«Жив или умер N. N7» — спросил И. И. (Дмитриев). «Не знаю,— он получил в ответ,— одни говорят, что жив, другие, что он умер».— «Но это все равно: он и жил покойником»,— заметил Иван Иванович.
Кто-то из собеседников употребил выражение: «Надо заниматься делом».— «Каким делом? — заметил Иван Иванович.— Это слово у разных людей имеет разное значение. Вот, например, Вяземский рассказывал мне на днях, что под делом разумеют официанты Английского клуба. Он объехал по обыкновению все балы и все вечерние собрания в Москве и завернул наконец в клуб читать газеты. Сидит он в газетной комнате и читает. Было уже поздно — час второй или третий. Официант начал около него похаживать и покашливать. Он сначала не обратил внимания, но наконец, как тот начал приметно выражать свое нетерпение, спросил: «Что с тобою?» — «Очень поздно, Ваше Сиятельство».— «Ну так что же?» — «Пора спать».— «Да ведь ты видишь, что я не один и вон там играют еще в карты».— «Да те ведь, Ваше Сиятельство, дело делают'.»
Дмитриев рассказывал, что какой-то провинциал, когда заходил к нему и заставал его за письменным столом с пером в руках: «Что это вы пишете,— часто спрашивал он его,— нынче, кажется, не почтовый день».
Дмитриев любил Аптонского, но любил и трунить над ним, очень застенчивым, так сказать, пугливым и вместе с тем легко смешливым. Смущение и веселость попеременно выражались на лице его под шутками Дмитриева. «Признайтесь, любезнейший Антон Антонович,— говорил он ему однажды,— что ваш университет — совершенно безжизненное тело: о движении его и догадываешься только, когда едешь по Моховой и видишь сквозь окна, как профессора и жены их переворачивают на солнце большие бутылки с наливками».

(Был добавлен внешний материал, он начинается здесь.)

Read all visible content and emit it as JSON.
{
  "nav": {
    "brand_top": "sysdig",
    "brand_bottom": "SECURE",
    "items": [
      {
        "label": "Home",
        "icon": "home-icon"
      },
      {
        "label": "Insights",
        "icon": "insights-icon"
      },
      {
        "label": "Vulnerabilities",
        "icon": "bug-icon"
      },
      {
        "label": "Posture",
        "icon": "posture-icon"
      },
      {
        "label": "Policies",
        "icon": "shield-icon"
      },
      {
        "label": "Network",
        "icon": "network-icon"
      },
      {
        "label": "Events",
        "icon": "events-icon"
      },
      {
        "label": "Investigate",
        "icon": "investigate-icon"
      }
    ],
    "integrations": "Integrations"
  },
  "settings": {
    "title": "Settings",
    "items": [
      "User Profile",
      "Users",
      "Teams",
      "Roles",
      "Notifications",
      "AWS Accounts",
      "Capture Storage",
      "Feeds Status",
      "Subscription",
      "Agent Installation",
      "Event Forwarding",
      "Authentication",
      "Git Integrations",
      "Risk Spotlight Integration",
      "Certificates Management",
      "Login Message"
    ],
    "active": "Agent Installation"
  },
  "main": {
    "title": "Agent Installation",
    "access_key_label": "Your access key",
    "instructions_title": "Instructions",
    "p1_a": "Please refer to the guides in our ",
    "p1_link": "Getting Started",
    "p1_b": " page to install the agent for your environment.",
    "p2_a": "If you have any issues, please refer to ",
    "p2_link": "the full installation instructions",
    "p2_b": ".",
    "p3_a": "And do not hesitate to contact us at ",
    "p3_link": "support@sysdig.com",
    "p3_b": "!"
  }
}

Дмитриев гулял по Кремлю в марте месяце 1801 г. Видит он необыкновенное движение на площади и спрашивает старого солдата, что это значит. «Да съезжаются,— говорит он,— присягать государю».— «Как присягать и какому государю?» — «Новому».— «Что ты, рехнулся, что ли?» — «Да, императору Александру».— «Какому Александру?» — спрашивает Дмитриев, все более и более удивленный и испуганный слонами солдата. «Да Александру Македонскому, что ли!» — отвечает солдат.
Дмитриев съехался где-то на станции с барином, которого провожал жандармский офицер. Улучив свободную минуту, Дмитриев спросил его, за что ссылается проезжий? — В точности не могу доложить Вашему Высокопревосходительству, но кажется, худо отзывался насчет холеры.

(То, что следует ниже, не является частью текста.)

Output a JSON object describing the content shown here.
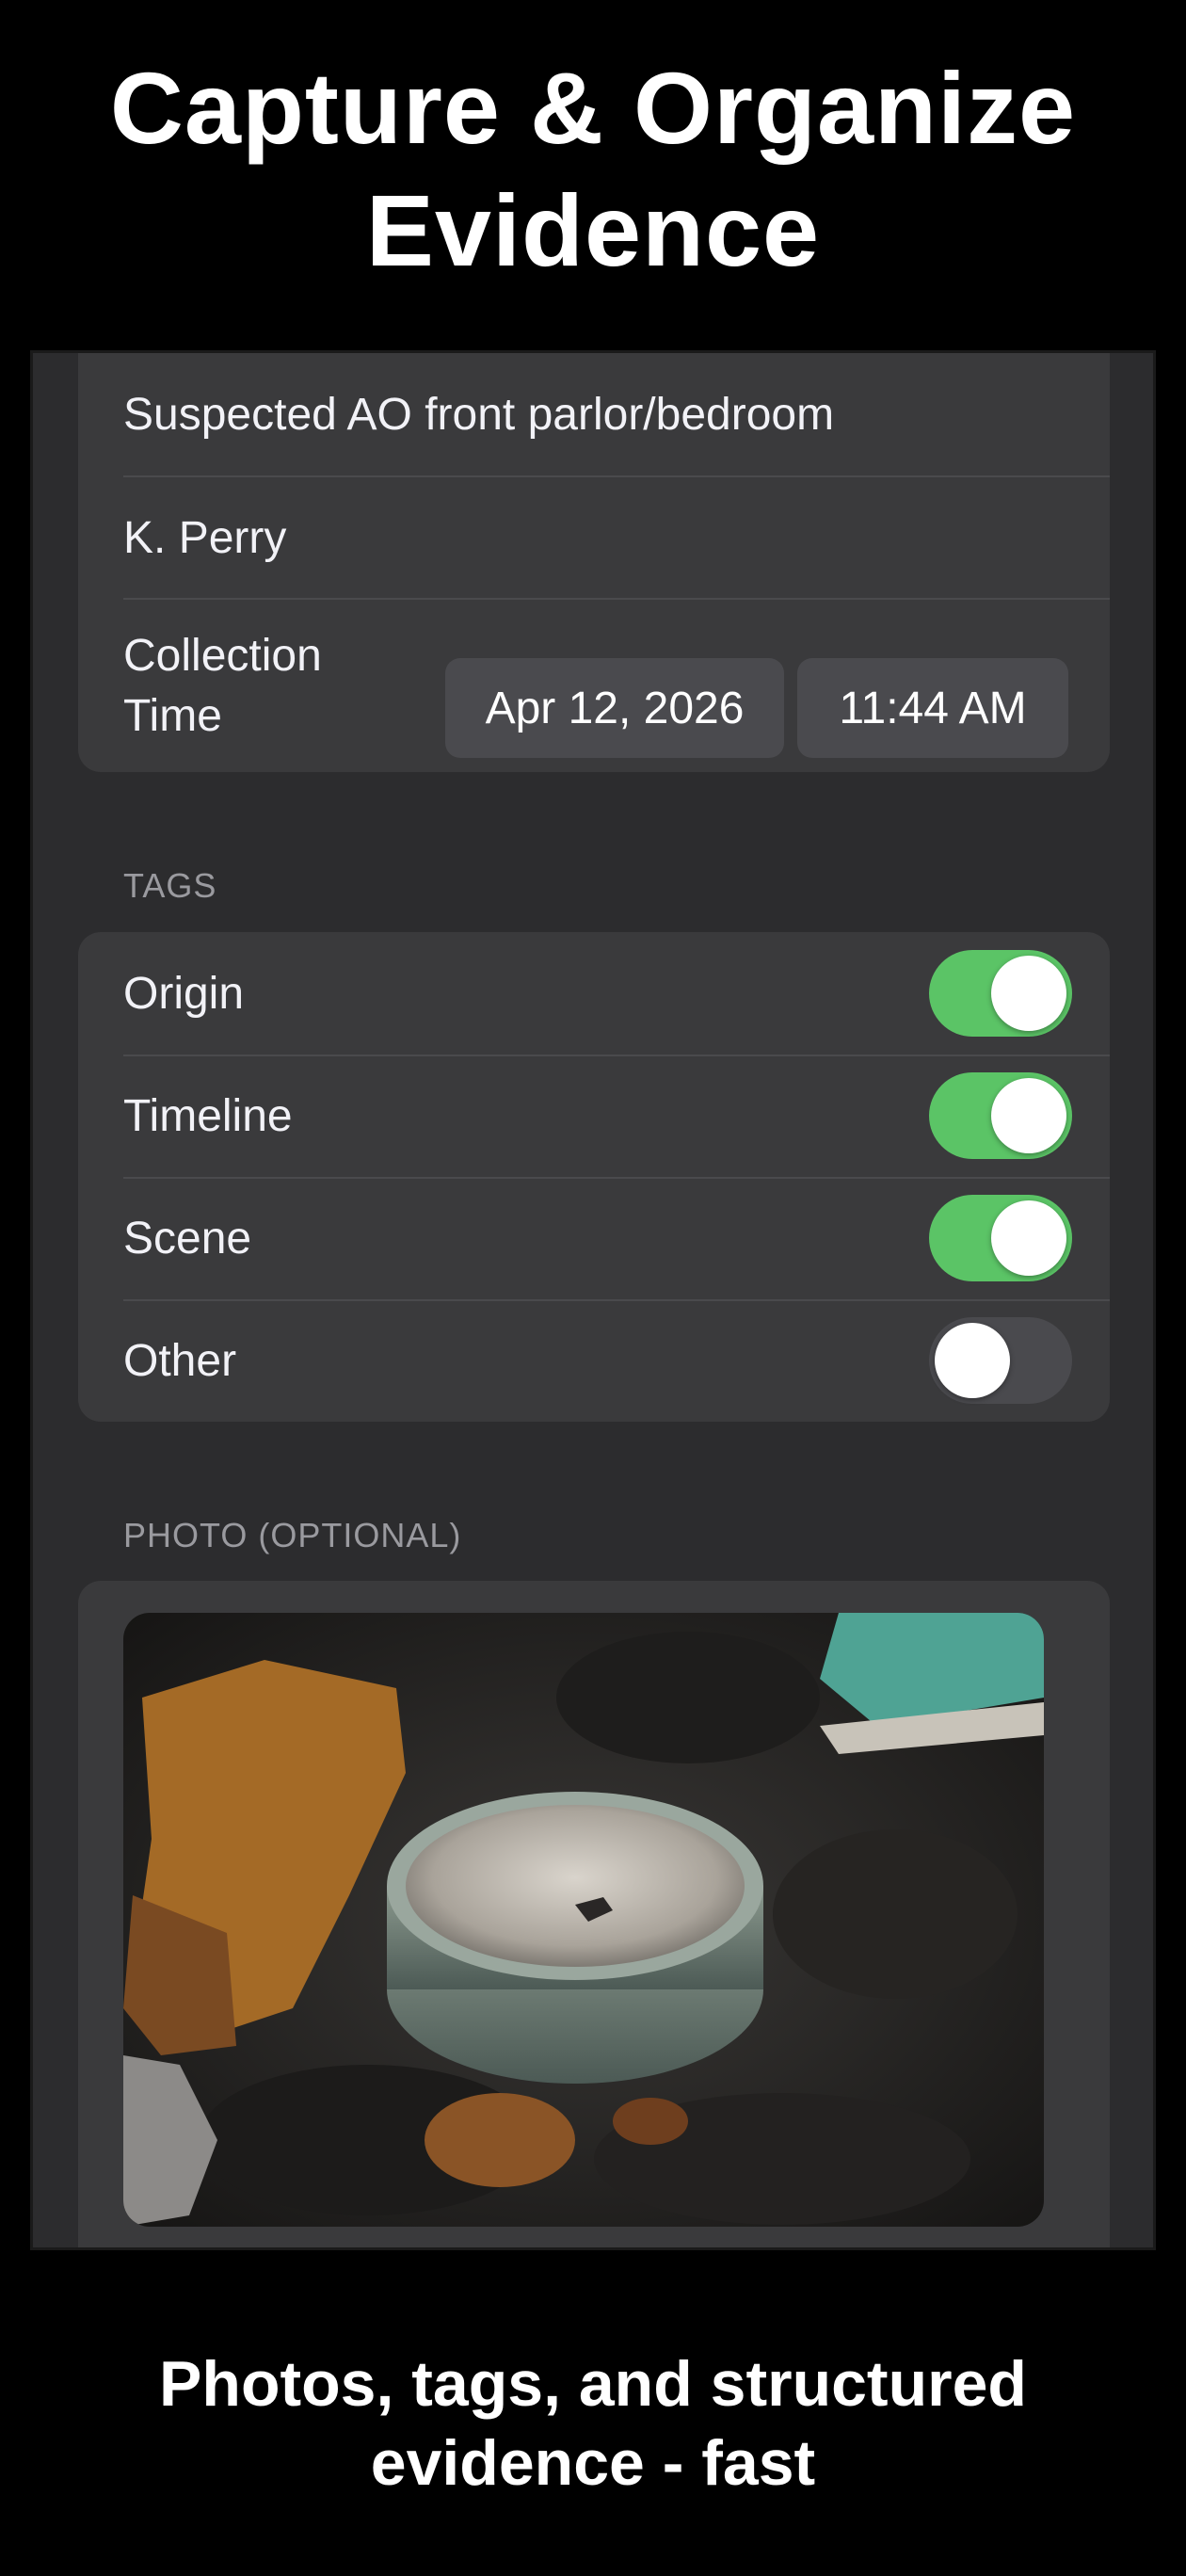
{
  "headline": {
    "line1": "Capture & Organize",
    "line2": "Evidence"
  },
  "details": {
    "location": "Suspected AO front parlor/bedroom",
    "collector": "K. Perry",
    "collection_time_label_line1": "Collection",
    "collection_time_label_line2": "Time",
    "date": "Apr 12, 2026",
    "time": "11:44 AM"
  },
  "tags": {
    "header": "TAGS",
    "items": [
      {
        "label": "Origin",
        "on": true
      },
      {
        "label": "Timeline",
        "on": true
      },
      {
        "label": "Scene",
        "on": true
      },
      {
        "label": "Other",
        "on": false
      }
    ]
  },
  "photo": {
    "header": "PHOTO (OPTIONAL)",
    "description": "evidence-photo-charred-debris"
  },
  "tagline": {
    "line1": "Photos, tags, and structured",
    "line2": "evidence - fast"
  },
  "colors": {
    "toggle_on": "#5bc466",
    "card": "#3a3a3c",
    "screen": "#2c2c2e"
  }
}
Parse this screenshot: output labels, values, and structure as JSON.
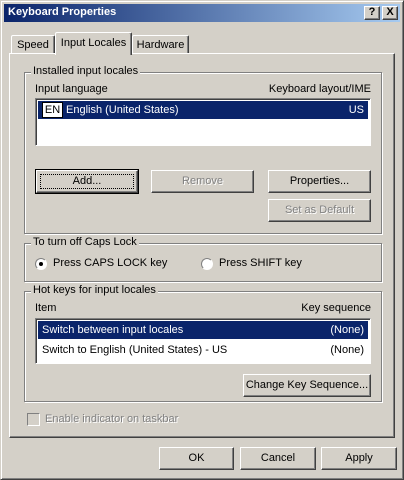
{
  "window": {
    "title": "Keyboard Properties",
    "help_glyph": "?",
    "close_glyph": "X"
  },
  "tabs": [
    {
      "label": "Speed",
      "active": false
    },
    {
      "label": "Input Locales",
      "active": true
    },
    {
      "label": "Hardware",
      "active": false
    }
  ],
  "installed": {
    "group_label": "Installed input locales",
    "col_language": "Input language",
    "col_layout": "Keyboard layout/IME",
    "rows": [
      {
        "badge": "EN",
        "language": "English (United States)",
        "layout": "US",
        "selected": true
      }
    ],
    "add_label": "Add...",
    "remove_label": "Remove",
    "properties_label": "Properties...",
    "set_default_label": "Set as Default"
  },
  "caps_lock": {
    "group_label": "To turn off Caps Lock",
    "option_caps": "Press CAPS LOCK key",
    "option_shift": "Press SHIFT key",
    "selected": "caps"
  },
  "hotkeys": {
    "group_label": "Hot keys for input locales",
    "col_item": "Item",
    "col_sequence": "Key sequence",
    "rows": [
      {
        "item": "Switch between input locales",
        "sequence": "(None)",
        "selected": true
      },
      {
        "item": "Switch to English (United States) - US",
        "sequence": "(None)",
        "selected": false
      }
    ],
    "change_label": "Change Key Sequence..."
  },
  "taskbar_checkbox": {
    "label": "Enable indicator on taskbar",
    "checked": false,
    "enabled": false
  },
  "footer": {
    "ok_label": "OK",
    "cancel_label": "Cancel",
    "apply_label": "Apply"
  }
}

Дмитриев, жалуясь на скучного и усердного посетителя своего, говорил, что <тот) приходит держать его под караулом.
Кем-то было сказано: «Стихи мои, обрызганные кровью». «Что ж, кровь текла у него из носу, когда писал он их?» — спросил Дмитриев.
Когда Карамзин был назначен историографом, он отправился к кому-то с визитом и сказал слуге: если меня не примут, то запиши меня. Когда слуга возвратился и сказал, что хозяина дома нет, Карамзин спросил его: «А записал ли ты меня?» — «Записал».— «Что лее ты записал?» — «Карамзин, граф истории».

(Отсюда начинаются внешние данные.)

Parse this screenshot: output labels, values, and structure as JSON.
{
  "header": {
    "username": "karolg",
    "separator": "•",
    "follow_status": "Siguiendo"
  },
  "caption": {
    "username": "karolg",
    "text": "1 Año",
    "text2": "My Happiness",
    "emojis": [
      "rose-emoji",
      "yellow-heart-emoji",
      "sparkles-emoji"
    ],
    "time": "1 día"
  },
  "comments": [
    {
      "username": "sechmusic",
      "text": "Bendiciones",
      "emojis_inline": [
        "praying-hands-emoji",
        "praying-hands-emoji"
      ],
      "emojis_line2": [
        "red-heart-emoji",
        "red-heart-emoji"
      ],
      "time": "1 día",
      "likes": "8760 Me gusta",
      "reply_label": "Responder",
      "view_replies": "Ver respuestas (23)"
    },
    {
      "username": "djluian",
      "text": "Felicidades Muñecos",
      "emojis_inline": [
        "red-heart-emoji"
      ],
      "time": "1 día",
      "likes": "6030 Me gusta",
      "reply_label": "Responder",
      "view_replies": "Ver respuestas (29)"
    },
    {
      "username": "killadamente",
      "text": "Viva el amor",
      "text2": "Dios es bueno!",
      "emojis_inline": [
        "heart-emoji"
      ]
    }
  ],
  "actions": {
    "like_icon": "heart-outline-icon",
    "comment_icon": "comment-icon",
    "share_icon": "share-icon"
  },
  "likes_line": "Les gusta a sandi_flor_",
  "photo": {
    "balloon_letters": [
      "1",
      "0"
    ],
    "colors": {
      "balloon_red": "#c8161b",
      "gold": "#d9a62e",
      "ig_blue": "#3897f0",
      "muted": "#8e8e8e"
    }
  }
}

(А. С.) Шишков говорил однажды о своем любимом предмете, т. е. о чистоте русского языка, который позорят введениями иностранных слов. «Вот, например, что может быть лучше и ближе к значению своему, как слово дневальный? Нет, вздумали вместо его ввести и облагородить слово дежурный, и выходит частенько, что дежурный бьет по щекам дневального».